Fukushima Nuclear Crisis Update for February 22nd to February 25th, 2013
State of the Fukushima Reactors
The Mainichi Daily News has published a new exposé showing that significant amounts of radiation leaked from the crippled Fukushima reactors as they were melting down in March 2011, even before workers vented the vessel at reactor #1. The meltdowns damaged the vessels in which the reactors were housed, allowing dangerous radioactivity to leak into the environment. As a result, nearby residents were exposed to as much as 700 times the legal limit of radiation before evacuations were ordered. Although Fukushima Prefecture had installed 25 radiation monitoring posts around the plant before the disaster, five were swept out to sea as a result of the tsunami, and power loss prevented the remaining 20, although still able to measure radiation, from transmitting data. Confusion about evacuations was rampant as the meltdowns began to occur. Officials ordered those within 2 km to evacuate at 8:50 pm on March 11; those within 3 km to evacuate at 9:23 pm on March 11; and those within 10 km to evacuate at 5:33 am on March 12. However, most of the 50,000 residents affected did not even begin to flee until 8 am on the 12th. Officials did not start the venting process until 10 am on March 12, and by the time a hydrogen explosion occurred mid-afternoon, radiation levels had reached 1,591 microsieverts per hour.
Even after the disaster, as both the Diet and Government prepared investigative reports, information about the radiation release was not revealed, and was not used to determine how resident health examinations should be performed. The delay in analyzing radiation data has prompted ire among local residents. Reiko Hachusika, who represented Fukushima Prefecture on the Diet-appointed commission, noted, “If the prefectural government was thinking first about the health of its residents, then it would have considered the data vital information that needed to be analyzed quickly.

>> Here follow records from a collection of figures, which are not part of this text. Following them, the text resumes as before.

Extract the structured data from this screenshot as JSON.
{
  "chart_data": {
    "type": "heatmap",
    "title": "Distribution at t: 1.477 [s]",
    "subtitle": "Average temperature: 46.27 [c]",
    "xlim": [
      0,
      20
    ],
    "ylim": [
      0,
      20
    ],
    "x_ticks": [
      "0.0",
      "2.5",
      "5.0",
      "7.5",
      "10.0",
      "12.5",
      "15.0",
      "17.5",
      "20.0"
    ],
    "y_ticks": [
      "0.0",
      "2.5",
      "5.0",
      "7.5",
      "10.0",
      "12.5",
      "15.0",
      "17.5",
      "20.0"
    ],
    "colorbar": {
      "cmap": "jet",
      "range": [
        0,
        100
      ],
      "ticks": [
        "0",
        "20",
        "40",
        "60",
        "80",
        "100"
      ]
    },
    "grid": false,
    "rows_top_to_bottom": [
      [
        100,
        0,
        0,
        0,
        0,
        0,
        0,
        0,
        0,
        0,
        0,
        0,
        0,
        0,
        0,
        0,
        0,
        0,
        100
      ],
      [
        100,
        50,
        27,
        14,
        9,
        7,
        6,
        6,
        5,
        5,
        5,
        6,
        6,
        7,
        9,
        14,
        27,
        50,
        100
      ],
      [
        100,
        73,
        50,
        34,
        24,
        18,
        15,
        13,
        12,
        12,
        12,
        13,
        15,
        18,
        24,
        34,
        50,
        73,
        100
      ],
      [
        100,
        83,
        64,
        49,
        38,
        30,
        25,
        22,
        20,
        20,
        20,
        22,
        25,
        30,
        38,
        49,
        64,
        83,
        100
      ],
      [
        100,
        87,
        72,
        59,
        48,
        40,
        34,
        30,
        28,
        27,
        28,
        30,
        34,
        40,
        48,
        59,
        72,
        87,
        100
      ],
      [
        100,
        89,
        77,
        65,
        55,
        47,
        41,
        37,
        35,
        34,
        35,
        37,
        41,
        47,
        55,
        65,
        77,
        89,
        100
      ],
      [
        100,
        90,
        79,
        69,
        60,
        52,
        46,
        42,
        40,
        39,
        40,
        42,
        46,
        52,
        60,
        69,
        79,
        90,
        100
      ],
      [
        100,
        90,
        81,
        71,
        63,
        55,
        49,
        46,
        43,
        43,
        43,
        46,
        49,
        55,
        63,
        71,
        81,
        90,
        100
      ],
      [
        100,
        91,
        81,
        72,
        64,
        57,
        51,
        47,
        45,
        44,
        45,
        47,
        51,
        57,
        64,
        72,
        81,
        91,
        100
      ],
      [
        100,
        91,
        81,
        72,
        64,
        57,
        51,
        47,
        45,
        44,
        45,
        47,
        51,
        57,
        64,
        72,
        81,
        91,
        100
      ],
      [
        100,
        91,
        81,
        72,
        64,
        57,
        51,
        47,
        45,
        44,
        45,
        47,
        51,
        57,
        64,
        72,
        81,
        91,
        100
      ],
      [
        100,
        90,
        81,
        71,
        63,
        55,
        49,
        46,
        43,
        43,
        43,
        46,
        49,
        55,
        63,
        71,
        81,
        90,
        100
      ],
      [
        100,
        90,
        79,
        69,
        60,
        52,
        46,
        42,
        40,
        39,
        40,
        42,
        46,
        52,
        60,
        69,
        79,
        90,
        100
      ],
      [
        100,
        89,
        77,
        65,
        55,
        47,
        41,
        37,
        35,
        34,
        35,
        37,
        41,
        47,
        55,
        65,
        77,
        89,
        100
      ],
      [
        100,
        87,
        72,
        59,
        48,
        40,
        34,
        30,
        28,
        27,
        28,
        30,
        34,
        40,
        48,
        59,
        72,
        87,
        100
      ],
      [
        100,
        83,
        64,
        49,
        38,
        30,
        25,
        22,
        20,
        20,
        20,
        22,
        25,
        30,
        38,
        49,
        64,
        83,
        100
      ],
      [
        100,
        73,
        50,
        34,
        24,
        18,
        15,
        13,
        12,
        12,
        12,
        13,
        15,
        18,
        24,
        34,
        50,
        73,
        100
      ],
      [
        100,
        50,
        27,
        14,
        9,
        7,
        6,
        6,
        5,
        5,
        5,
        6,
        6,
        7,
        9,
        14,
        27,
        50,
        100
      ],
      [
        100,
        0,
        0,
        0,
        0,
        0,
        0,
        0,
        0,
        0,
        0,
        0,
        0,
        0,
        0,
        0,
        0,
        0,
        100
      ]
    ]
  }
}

As a prefectural resident, I find the Fukushima Prefectural Government’s response shameful.” Another member of the Diet-appointed commission, Mitsuhiko Tanaka, warned, “We haven’t yet been able to identify the location within the reactor containment vessel from which radioactive materials leaked. There’s a mountain of issues that should be examined before we start talking about restarting nuclear reactors.”
Yukio Amano, Director General of the International Atomic Energy Agency (IAEA), proposed week that an international team of experts, including some from Russia and the US, where nuclear disasters have occurred, should participate in the decommissioning of crippled reactors at the Fukushima Daiichi nuclear power plant—a process expected to take at least 40 years. “The safe decommissioning should be undertaken not just by Japan but should draw on wisdom and the most advanced technologies from around the world,” Amano said. An IAEA team will submit a proposal for the plan in April, and experts will visit the prefecture as early as next week to begin working with local government officials. Ostensibly, Amano believes that Japan needs additional expertise in an incredibly complicated technical task, and has promised assistance with decontamination, monitoring of residents’ health, and emergency response training in addition to decontamination.
But, analysts also surmise that the move to involve other countries is an effort to prevent Japan from developing sole expertise in what will eventually become a lucrative business, as almost 400 aging reactors worldwide will require decommissioning in the coming years and decades. A government official in Tokyo acknowledged, “There is suspicion in the international community that Japan may be aiming to secure interests in decommissioning work that will be needed in various parts of the world, by monopolizing technology attained in [decommissioning] the Fukushima Daiichi plant.”